Thoreau, in his essay Autumnal Tints, lovingly describes the many colors of fall in New England, from late August through the last leaves of October or November, and also speaks of how the leaves, going so serenely and beautifully to their rest, teach us to die. “When the leaves fall, the whole earth is a cemetery pleasant to walk in,” he says. I re-read this essay every fall. I sometimes have a hard time adjusting myself to the approach of winter—the short dark days, the cold—so every fall I hang onto his words as we head into the darkness.

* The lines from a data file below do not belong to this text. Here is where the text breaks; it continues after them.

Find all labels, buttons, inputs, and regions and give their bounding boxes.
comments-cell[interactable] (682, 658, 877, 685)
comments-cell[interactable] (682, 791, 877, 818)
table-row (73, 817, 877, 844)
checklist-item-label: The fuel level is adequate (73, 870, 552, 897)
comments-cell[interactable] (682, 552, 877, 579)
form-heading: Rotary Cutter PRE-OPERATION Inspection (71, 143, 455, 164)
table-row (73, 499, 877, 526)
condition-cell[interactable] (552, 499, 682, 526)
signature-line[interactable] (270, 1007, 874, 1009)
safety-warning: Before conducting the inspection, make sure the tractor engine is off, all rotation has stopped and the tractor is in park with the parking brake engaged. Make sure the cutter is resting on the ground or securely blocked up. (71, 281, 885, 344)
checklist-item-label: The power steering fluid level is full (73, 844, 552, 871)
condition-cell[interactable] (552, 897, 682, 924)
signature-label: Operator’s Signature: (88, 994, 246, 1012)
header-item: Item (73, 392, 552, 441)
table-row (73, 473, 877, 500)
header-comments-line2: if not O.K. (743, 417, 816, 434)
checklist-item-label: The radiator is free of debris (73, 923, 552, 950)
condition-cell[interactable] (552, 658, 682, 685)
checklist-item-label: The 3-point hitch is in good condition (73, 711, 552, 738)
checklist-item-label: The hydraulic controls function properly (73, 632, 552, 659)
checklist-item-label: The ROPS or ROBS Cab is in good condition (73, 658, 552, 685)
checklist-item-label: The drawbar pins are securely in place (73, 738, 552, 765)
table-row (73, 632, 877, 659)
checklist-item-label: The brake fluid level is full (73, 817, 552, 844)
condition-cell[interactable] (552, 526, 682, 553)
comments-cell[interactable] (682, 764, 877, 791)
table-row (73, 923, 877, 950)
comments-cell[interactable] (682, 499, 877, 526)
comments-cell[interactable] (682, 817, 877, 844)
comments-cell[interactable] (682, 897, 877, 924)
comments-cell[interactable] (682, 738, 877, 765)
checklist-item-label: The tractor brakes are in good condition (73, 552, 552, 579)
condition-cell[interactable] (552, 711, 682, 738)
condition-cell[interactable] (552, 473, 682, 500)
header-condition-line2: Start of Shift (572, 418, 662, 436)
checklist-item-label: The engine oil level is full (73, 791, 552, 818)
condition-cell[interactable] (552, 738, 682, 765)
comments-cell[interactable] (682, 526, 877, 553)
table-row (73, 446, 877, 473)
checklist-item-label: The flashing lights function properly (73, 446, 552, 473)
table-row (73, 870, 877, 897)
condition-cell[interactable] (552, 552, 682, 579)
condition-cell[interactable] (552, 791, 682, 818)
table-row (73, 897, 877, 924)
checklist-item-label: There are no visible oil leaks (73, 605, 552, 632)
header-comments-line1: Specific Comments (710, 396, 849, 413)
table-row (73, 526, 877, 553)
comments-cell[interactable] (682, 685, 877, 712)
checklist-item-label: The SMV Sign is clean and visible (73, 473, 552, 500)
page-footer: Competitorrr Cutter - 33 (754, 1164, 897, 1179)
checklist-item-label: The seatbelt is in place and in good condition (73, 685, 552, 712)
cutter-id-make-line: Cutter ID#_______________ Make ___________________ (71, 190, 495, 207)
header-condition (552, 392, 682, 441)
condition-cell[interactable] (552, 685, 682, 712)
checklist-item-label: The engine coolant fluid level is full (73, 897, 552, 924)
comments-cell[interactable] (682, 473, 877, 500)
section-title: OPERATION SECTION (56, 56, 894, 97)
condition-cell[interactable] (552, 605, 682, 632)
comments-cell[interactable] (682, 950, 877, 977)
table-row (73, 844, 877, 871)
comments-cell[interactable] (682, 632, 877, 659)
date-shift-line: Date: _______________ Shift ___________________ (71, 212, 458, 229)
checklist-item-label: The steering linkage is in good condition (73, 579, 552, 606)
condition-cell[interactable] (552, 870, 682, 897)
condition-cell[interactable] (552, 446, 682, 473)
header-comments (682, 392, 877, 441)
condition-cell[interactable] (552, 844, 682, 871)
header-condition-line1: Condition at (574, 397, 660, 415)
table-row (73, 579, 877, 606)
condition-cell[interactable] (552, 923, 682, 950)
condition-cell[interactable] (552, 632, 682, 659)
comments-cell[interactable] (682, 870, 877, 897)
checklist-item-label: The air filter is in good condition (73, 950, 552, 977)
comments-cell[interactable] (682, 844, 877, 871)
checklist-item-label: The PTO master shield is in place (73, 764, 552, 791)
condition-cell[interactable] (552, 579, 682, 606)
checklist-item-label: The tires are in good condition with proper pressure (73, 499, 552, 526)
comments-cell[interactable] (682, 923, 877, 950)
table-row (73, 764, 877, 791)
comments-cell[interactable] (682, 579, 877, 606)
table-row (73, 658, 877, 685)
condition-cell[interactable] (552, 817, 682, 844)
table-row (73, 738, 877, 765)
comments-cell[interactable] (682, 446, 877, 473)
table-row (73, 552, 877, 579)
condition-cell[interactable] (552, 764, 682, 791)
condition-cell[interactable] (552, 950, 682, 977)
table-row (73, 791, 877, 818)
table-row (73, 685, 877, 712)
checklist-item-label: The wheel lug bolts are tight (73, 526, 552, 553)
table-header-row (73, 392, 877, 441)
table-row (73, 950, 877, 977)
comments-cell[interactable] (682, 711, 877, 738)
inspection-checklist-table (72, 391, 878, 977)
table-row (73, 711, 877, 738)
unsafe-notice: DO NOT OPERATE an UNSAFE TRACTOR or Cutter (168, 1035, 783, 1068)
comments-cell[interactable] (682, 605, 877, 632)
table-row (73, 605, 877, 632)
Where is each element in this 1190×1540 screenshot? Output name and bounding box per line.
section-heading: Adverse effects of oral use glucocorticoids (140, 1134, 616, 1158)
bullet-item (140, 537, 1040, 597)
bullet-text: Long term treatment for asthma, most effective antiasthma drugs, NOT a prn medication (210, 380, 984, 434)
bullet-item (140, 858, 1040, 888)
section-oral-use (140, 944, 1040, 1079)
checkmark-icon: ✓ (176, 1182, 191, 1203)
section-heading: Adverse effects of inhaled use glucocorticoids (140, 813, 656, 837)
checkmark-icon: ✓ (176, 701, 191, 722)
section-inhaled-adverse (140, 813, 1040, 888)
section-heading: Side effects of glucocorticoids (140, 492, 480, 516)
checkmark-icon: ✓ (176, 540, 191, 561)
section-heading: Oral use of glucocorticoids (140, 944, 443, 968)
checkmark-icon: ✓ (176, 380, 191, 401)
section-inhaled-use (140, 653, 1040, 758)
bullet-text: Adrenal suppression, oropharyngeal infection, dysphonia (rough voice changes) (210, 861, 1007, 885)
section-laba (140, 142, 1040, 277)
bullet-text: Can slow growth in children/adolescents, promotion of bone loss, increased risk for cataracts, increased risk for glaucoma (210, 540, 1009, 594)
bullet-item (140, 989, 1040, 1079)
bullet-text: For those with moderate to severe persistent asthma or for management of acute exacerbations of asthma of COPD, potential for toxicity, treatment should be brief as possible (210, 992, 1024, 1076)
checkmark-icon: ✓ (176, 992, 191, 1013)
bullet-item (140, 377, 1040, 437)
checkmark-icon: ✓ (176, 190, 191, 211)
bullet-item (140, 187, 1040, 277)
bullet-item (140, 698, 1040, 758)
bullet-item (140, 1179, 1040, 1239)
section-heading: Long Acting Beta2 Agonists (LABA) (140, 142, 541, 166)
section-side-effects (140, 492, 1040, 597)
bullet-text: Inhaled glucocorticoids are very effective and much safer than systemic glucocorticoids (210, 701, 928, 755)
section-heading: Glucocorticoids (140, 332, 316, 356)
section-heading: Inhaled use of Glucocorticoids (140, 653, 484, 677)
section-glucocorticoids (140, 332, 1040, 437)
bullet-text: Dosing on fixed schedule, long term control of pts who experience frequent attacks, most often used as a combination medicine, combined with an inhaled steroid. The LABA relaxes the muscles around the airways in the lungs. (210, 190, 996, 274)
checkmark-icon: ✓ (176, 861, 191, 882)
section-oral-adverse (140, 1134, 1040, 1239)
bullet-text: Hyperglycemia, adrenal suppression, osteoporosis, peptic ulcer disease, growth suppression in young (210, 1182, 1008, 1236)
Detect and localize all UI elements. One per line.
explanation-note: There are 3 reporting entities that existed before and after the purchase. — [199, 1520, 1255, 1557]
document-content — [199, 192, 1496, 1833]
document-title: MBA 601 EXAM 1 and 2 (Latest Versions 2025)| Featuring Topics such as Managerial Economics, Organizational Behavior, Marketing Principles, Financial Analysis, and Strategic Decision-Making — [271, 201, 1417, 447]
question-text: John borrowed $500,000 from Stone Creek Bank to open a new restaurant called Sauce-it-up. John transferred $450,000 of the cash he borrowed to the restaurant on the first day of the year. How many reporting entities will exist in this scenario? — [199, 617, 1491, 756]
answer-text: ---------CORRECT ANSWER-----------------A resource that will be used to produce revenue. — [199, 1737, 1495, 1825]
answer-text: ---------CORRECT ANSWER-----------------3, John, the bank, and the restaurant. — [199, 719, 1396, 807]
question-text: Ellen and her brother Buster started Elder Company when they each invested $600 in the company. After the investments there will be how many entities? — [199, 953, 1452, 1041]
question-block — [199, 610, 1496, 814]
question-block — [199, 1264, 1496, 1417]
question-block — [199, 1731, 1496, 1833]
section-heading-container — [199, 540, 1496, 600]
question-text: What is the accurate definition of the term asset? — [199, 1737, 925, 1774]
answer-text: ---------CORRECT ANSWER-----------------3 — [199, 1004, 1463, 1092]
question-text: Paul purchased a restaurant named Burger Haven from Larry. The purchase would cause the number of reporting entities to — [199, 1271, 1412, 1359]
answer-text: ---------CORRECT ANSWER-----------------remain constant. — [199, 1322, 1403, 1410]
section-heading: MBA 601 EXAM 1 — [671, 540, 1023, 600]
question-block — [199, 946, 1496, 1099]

So the view of ourselves as part of nature’s cycles can bring some hard-won peace. Which brings me back to the idea of death giving life its savor, because, melancholy as this time of year can be, and as little as I like to think about death, I also find a certain passion in thinking of how briefly we are here. I listen to the chorus in the second movement of the Brahms German Requiem, for example, singing all-out about how all flesh is as the grass, and it stirs my soul. Marcus Aurelius found any number of poetic ways to speak of our finitude, including this:
The great river of Being flows on without a pause; its actions forever changing, its causes shifting endlessly, hardly a single thing standing still; while ever at hand looms infinity stretching behind and before—the abyss in which all things are lost to sight.
I don’t know exactly why these move me to such joy, exalting rather than terrifying. Maybe it’s the big-picture view of our own lives against the backdrop of something immense. For all that we are so ephemeral, we can understand so much of things we will never personally see or do; maybe that’s the blessing, the other side of being given a foreknowledge of our own deaths. Robert Macfarlane, writing of the horror of contemplating the vast stretches of time that are required for mountains to build up and wear down, writes:
Yet there is also something curiously exhilarating about the contemplation of deep time. True, you learn yourself to be a blip in the larger projects of the universe. But you are also rewarded with the realization that you do exist—as unlikely as it may seem, you do exist.
For me, those words express a crucial shift in perspective that I have made: from believing that eternal life in the hereafter was a given, to rejoicing at being here at all, even for a little while. Understanding as much as possible of how human existence came to be is, for me, a way of appreciating my life without slipping over into the fear of losing it.
Acknowledgements
Many of the quotes in this essay come from my own collection, but I recently discovered Michel de Montaigne’s essay That to study philosophy is to learn how to die, and I have borrowed some of the quotes he used and also some of his own words. I also borrowed a few quotes from a web site on this topic, The Key to Life Is That It Ends… [alas, web sites also end, so it is now defunct—June 2018].